The ability to ask questions is more important than knowing the answers. This is not being taught anywhere.
When I was a kid, we used to argue a lot. We were interrupting, crushing, and finding fault with words in order to appear cool. Being the coolest person in the room was far more important than closing a deal.
Many people are still doing so.
When I started working with foreign clients, I discovered that this was not the case in other cultures. The majority of the people were friendly and helpful. The goal was to strike a deal, not to appear cool.
As a result, I began to learn how to listen. According to what I've learned, there are three levels to it.
Level 1: Pay attention to what is said
This is something that most people are capable of. You allow the other person to speak freely, but you're not really listening because you're already planning your response. It's still more important for you to speak up than listen. It's not rough, but it's ineffective.
Level 2: Listen to hear
You mentioned getting something on this level. You're listening in order to strike a deal. Or to solve a problem. Or to get closer on the first date. To be honest, the person himself isn't as important on this level as the information he's delivering or its function. You're already a good negotiator at this level.
Level 3: Listen in order to comprehend
On this level, you understand not only the words, but also the person behind them. You look for context and motives.
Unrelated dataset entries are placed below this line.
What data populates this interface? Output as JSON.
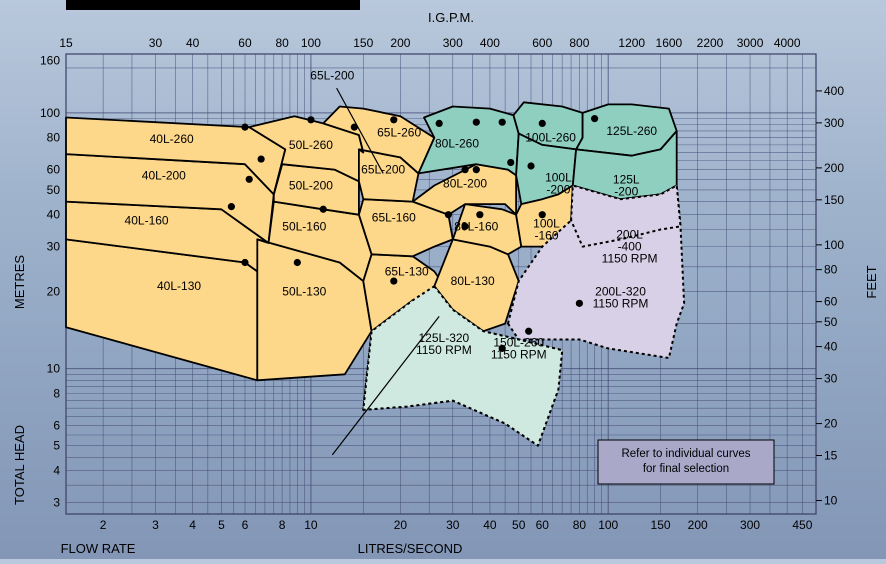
{
  "chart_data": {
    "type": "line",
    "title": "",
    "top_axis_label": "I.G.P.M.",
    "top_ticks": [
      "15",
      "30",
      "40",
      "60",
      "80",
      "100",
      "150",
      "200",
      "300",
      "400",
      "600",
      "800",
      "1200",
      "1600",
      "2200",
      "3000",
      "4000"
    ],
    "bottom_axis_label_left": "FLOW RATE",
    "bottom_axis_label_right": "LITRES/SECOND",
    "x_ticks": [
      "2",
      "3",
      "4",
      "5",
      "6",
      "8",
      "10",
      "20",
      "30",
      "40",
      "50",
      "60",
      "80",
      "100",
      "150",
      "200",
      "300",
      "450"
    ],
    "left_axis_label_upper": "METRES",
    "left_axis_label_lower": "TOTAL HEAD",
    "y_ticks_left": [
      "3",
      "4",
      "5",
      "6",
      "8",
      "10",
      "20",
      "30",
      "40",
      "50",
      "60",
      "80",
      "100",
      "160"
    ],
    "right_axis_label": "FEET",
    "y_ticks_right": [
      "10",
      "15",
      "20",
      "30",
      "40",
      "50",
      "60",
      "80",
      "100",
      "150",
      "200",
      "300",
      "400"
    ],
    "xlim_lps": [
      1.5,
      500
    ],
    "ylim_m": [
      2.7,
      170
    ],
    "log_scale": true,
    "grid": true,
    "note": [
      "Refer to individual curves",
      "for final selection"
    ],
    "regions": [
      {
        "name": "40L-130",
        "group": "yellow",
        "polygon": [
          [
            1.5,
            14.5
          ],
          [
            1.5,
            32
          ],
          [
            6,
            26
          ],
          [
            6.6,
            24
          ],
          [
            6.6,
            9
          ]
        ],
        "label_at": [
          3.6,
          21
        ]
      },
      {
        "name": "40L-160",
        "group": "yellow",
        "polygon": [
          [
            1.5,
            32
          ],
          [
            1.5,
            45
          ],
          [
            5,
            42
          ],
          [
            7.2,
            31
          ],
          [
            6.6,
            24
          ],
          [
            6,
            26
          ]
        ],
        "label_at": [
          2.8,
          38
        ]
      },
      {
        "name": "40L-200",
        "group": "yellow",
        "polygon": [
          [
            1.5,
            45
          ],
          [
            1.5,
            69
          ],
          [
            6,
            63
          ],
          [
            7.5,
            48
          ],
          [
            7.2,
            31
          ],
          [
            5,
            42
          ]
        ],
        "label_at": [
          3.2,
          57
        ]
      },
      {
        "name": "40L-260",
        "group": "yellow",
        "polygon": [
          [
            1.5,
            69
          ],
          [
            1.5,
            96
          ],
          [
            6.2,
            88
          ],
          [
            8.2,
            72
          ],
          [
            7.5,
            48
          ],
          [
            6,
            63
          ]
        ],
        "label_at": [
          3.4,
          79
        ]
      },
      {
        "name": "50L-130",
        "group": "yellow",
        "polygon": [
          [
            6.6,
            9
          ],
          [
            6.6,
            32
          ],
          [
            12.5,
            26
          ],
          [
            15,
            22
          ],
          [
            16,
            14
          ],
          [
            13,
            9.5
          ]
        ],
        "label_at": [
          9.5,
          20
        ]
      },
      {
        "name": "50L-160",
        "group": "yellow",
        "polygon": [
          [
            7.2,
            31
          ],
          [
            7.5,
            45
          ],
          [
            11,
            42
          ],
          [
            14.5,
            40
          ],
          [
            16,
            28
          ],
          [
            15,
            22
          ],
          [
            12.5,
            26
          ],
          [
            6.6,
            32
          ]
        ],
        "label_at": [
          9.5,
          36
        ]
      },
      {
        "name": "50L-200",
        "group": "yellow",
        "polygon": [
          [
            7.5,
            48
          ],
          [
            8,
            63
          ],
          [
            12,
            60
          ],
          [
            14.5,
            54
          ],
          [
            14.5,
            40
          ],
          [
            11,
            42
          ],
          [
            7.5,
            45
          ]
        ],
        "label_at": [
          10,
          52
        ]
      },
      {
        "name": "50L-260",
        "group": "yellow",
        "polygon": [
          [
            7.5,
            48
          ],
          [
            8.2,
            72
          ],
          [
            6.2,
            88
          ],
          [
            8.8,
            97
          ],
          [
            11,
            91
          ],
          [
            14.5,
            82
          ],
          [
            15,
            70
          ],
          [
            14.5,
            54
          ],
          [
            12,
            60
          ],
          [
            8,
            63
          ]
        ],
        "label_at": [
          10,
          75
        ]
      },
      {
        "name": "125L-320 1150 RPM",
        "group": "mint",
        "polygon": [
          [
            15,
            6.9
          ],
          [
            16,
            14
          ],
          [
            22,
            18.5
          ],
          [
            26,
            21
          ],
          [
            30,
            17
          ],
          [
            38,
            14
          ],
          [
            50,
            13
          ],
          [
            70,
            11.8
          ],
          [
            68,
            8.3
          ],
          [
            58,
            5
          ],
          [
            45,
            6.1
          ],
          [
            30,
            7.5
          ],
          [
            21,
            7.1
          ]
        ],
        "label_at": [
          28,
          12.5
        ]
      },
      {
        "name": "65L-130",
        "group": "yellow",
        "polygon": [
          [
            15,
            22
          ],
          [
            16,
            28
          ],
          [
            22,
            27.5
          ],
          [
            26,
            24
          ],
          [
            29,
            20
          ],
          [
            25,
            17
          ],
          [
            22,
            18.5
          ],
          [
            16,
            14
          ]
        ],
        "label_at": [
          21,
          24
        ]
      },
      {
        "name": "65L-160",
        "group": "yellow",
        "polygon": [
          [
            14.5,
            40
          ],
          [
            15,
            46
          ],
          [
            22,
            45
          ],
          [
            29,
            40
          ],
          [
            30,
            32
          ],
          [
            26,
            30
          ],
          [
            22,
            27.5
          ],
          [
            16,
            28
          ]
        ],
        "label_at": [
          19,
          39
        ]
      },
      {
        "name": "65L-200",
        "group": "yellow",
        "polygon": [
          [
            14.5,
            54
          ],
          [
            14.5,
            72
          ],
          [
            20,
            67
          ],
          [
            23,
            58
          ],
          [
            22,
            45
          ],
          [
            15,
            46
          ]
        ],
        "label_at": [
          17.5,
          60
        ],
        "callout": true
      },
      {
        "name": "65L-260",
        "group": "yellow",
        "polygon": [
          [
            11,
            91
          ],
          [
            12.5,
            106
          ],
          [
            15,
            104
          ],
          [
            20,
            97
          ],
          [
            26,
            80
          ],
          [
            23,
            58
          ],
          [
            20,
            67
          ],
          [
            14.5,
            72
          ],
          [
            15,
            70
          ],
          [
            14.5,
            82
          ]
        ],
        "label_at": [
          19.8,
          84
        ]
      },
      {
        "name": "80L-130",
        "group": "yellow",
        "polygon": [
          [
            26,
            21
          ],
          [
            30,
            32
          ],
          [
            40,
            30
          ],
          [
            46,
            28
          ],
          [
            50,
            22
          ],
          [
            45,
            15
          ],
          [
            38,
            14
          ],
          [
            30,
            17
          ]
        ],
        "label_at": [
          35,
          22
        ]
      },
      {
        "name": "80L-160",
        "group": "yellow",
        "polygon": [
          [
            30,
            32
          ],
          [
            33,
            44
          ],
          [
            44,
            42
          ],
          [
            49,
            40
          ],
          [
            51,
            30
          ],
          [
            46,
            28
          ],
          [
            40,
            30
          ]
        ],
        "label_at": [
          36,
          36
        ]
      },
      {
        "name": "80L-200",
        "group": "yellow",
        "polygon": [
          [
            29,
            40
          ],
          [
            33,
            44
          ],
          [
            45,
            44
          ],
          [
            49,
            40
          ],
          [
            49,
            57
          ],
          [
            46,
            60
          ],
          [
            36,
            63
          ],
          [
            26,
            52
          ],
          [
            22,
            45
          ]
        ],
        "label_at": [
          33,
          53
        ]
      },
      {
        "name": "80L-260",
        "group": "mint",
        "polygon": [
          [
            23,
            58
          ],
          [
            26,
            80
          ],
          [
            24,
            96
          ],
          [
            30,
            106
          ],
          [
            40,
            104
          ],
          [
            48,
            98
          ],
          [
            50,
            83
          ],
          [
            49,
            57
          ],
          [
            46,
            60
          ],
          [
            36,
            63
          ]
        ],
        "label_at": [
          31,
          76
        ]
      },
      {
        "name": "100L-260",
        "group": "mint",
        "polygon": [
          [
            48,
            98
          ],
          [
            52,
            110
          ],
          [
            70,
            106
          ],
          [
            82,
            100
          ],
          [
            82,
            80
          ],
          [
            78,
            72
          ],
          [
            60,
            75
          ],
          [
            50,
            83
          ]
        ],
        "label_at": [
          64,
          80
        ]
      },
      {
        "name": "100L -200",
        "group": "mint",
        "polygon": [
          [
            49,
            57
          ],
          [
            50,
            83
          ],
          [
            60,
            75
          ],
          [
            78,
            72
          ],
          [
            76,
            52
          ],
          [
            68,
            48
          ],
          [
            60,
            46
          ],
          [
            51,
            44
          ]
        ],
        "label_at": [
          68,
          53
        ]
      },
      {
        "name": "100L -160",
        "group": "yellow",
        "polygon": [
          [
            49,
            40
          ],
          [
            51,
            44
          ],
          [
            60,
            46
          ],
          [
            68,
            48
          ],
          [
            76,
            52
          ],
          [
            75,
            38
          ],
          [
            68,
            30
          ],
          [
            51,
            30
          ]
        ],
        "label_at": [
          62,
          35
        ]
      },
      {
        "name": "125L-260",
        "group": "mint",
        "polygon": [
          [
            82,
            80
          ],
          [
            82,
            100
          ],
          [
            100,
            108
          ],
          [
            120,
            108
          ],
          [
            160,
            104
          ],
          [
            170,
            85
          ],
          [
            150,
            72
          ],
          [
            120,
            68
          ],
          [
            78,
            72
          ]
        ],
        "label_at": [
          120,
          85
        ]
      },
      {
        "name": "125L -200",
        "group": "mint",
        "polygon": [
          [
            76,
            52
          ],
          [
            78,
            72
          ],
          [
            120,
            68
          ],
          [
            150,
            72
          ],
          [
            170,
            85
          ],
          [
            170,
            52
          ],
          [
            150,
            48
          ],
          [
            110,
            46
          ]
        ],
        "label_at": [
          115,
          52
        ]
      },
      {
        "name": "200L-320 1150 RPM",
        "group": "lavender",
        "polygon": [
          [
            46,
            15
          ],
          [
            50,
            22
          ],
          [
            60,
            30
          ],
          [
            75,
            38
          ],
          [
            82,
            42
          ],
          [
            110,
            46
          ],
          [
            150,
            48
          ],
          [
            170,
            52
          ],
          [
            175,
            36
          ],
          [
            180,
            18
          ],
          [
            170,
            15
          ],
          [
            160,
            11
          ],
          [
            100,
            12
          ],
          [
            80,
            13
          ],
          [
            60,
            13
          ],
          [
            50,
            13
          ]
        ],
        "label_at": [
          110,
          19
        ]
      },
      {
        "name": "200L -400 1150 RPM",
        "group": "lavender",
        "polygon": [
          [
            75,
            38
          ],
          [
            76,
            52
          ],
          [
            110,
            46
          ],
          [
            150,
            48
          ],
          [
            170,
            52
          ],
          [
            175,
            36
          ],
          [
            150,
            35
          ],
          [
            110,
            32
          ],
          [
            82,
            30
          ]
        ],
        "label_at": [
          118,
          30
        ]
      },
      {
        "name": "150L-260 1150 RPM",
        "group": "mint",
        "polygon": [
          [
            26,
            21
          ],
          [
            30,
            17
          ],
          [
            38,
            14
          ],
          [
            50,
            13
          ],
          [
            70,
            11.8
          ],
          [
            68,
            8.3
          ],
          [
            58,
            5
          ],
          [
            45,
            6.1
          ],
          [
            30,
            7.5
          ],
          [
            21,
            7.1
          ],
          [
            15,
            6.9
          ],
          [
            16,
            14
          ],
          [
            22,
            18.5
          ]
        ],
        "label_at": [
          50,
          12
        ]
      }
    ],
    "markers": [
      [
        6,
        88
      ],
      [
        6.8,
        66
      ],
      [
        6.2,
        55
      ],
      [
        5.4,
        43
      ],
      [
        6,
        26
      ],
      [
        10,
        94
      ],
      [
        14,
        88
      ],
      [
        19,
        94
      ],
      [
        27,
        91
      ],
      [
        36,
        92
      ],
      [
        44,
        92
      ],
      [
        60,
        91
      ],
      [
        90,
        95
      ],
      [
        11,
        42
      ],
      [
        9,
        26
      ],
      [
        19,
        22
      ],
      [
        29,
        40
      ],
      [
        33,
        60
      ],
      [
        36,
        60
      ],
      [
        37,
        40
      ],
      [
        33,
        36
      ],
      [
        44,
        12
      ],
      [
        60,
        40
      ],
      [
        80,
        18
      ],
      [
        54,
        14
      ],
      [
        47,
        64
      ],
      [
        55,
        62
      ]
    ]
  }
}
You hear everything, but you don't judge the meaning of words in the moment. Don't let yourself react automatically. And ask good questions.
This takes a lot of patience. For example, the person uses foul language with you, but you recognize it as a cry for help. Or when a child comes to you with a problem he can't solve, but instead of offering a solution, you ask supportive questions that encourage him to figure it out for himself and grow in the process.
This level necessitates deliberate practice. However, it creates magic in terms of deep relationships.
I'm still not a pro at it, but I'm working on it all the time. I don't think there will ever be a time when someone develops it completely.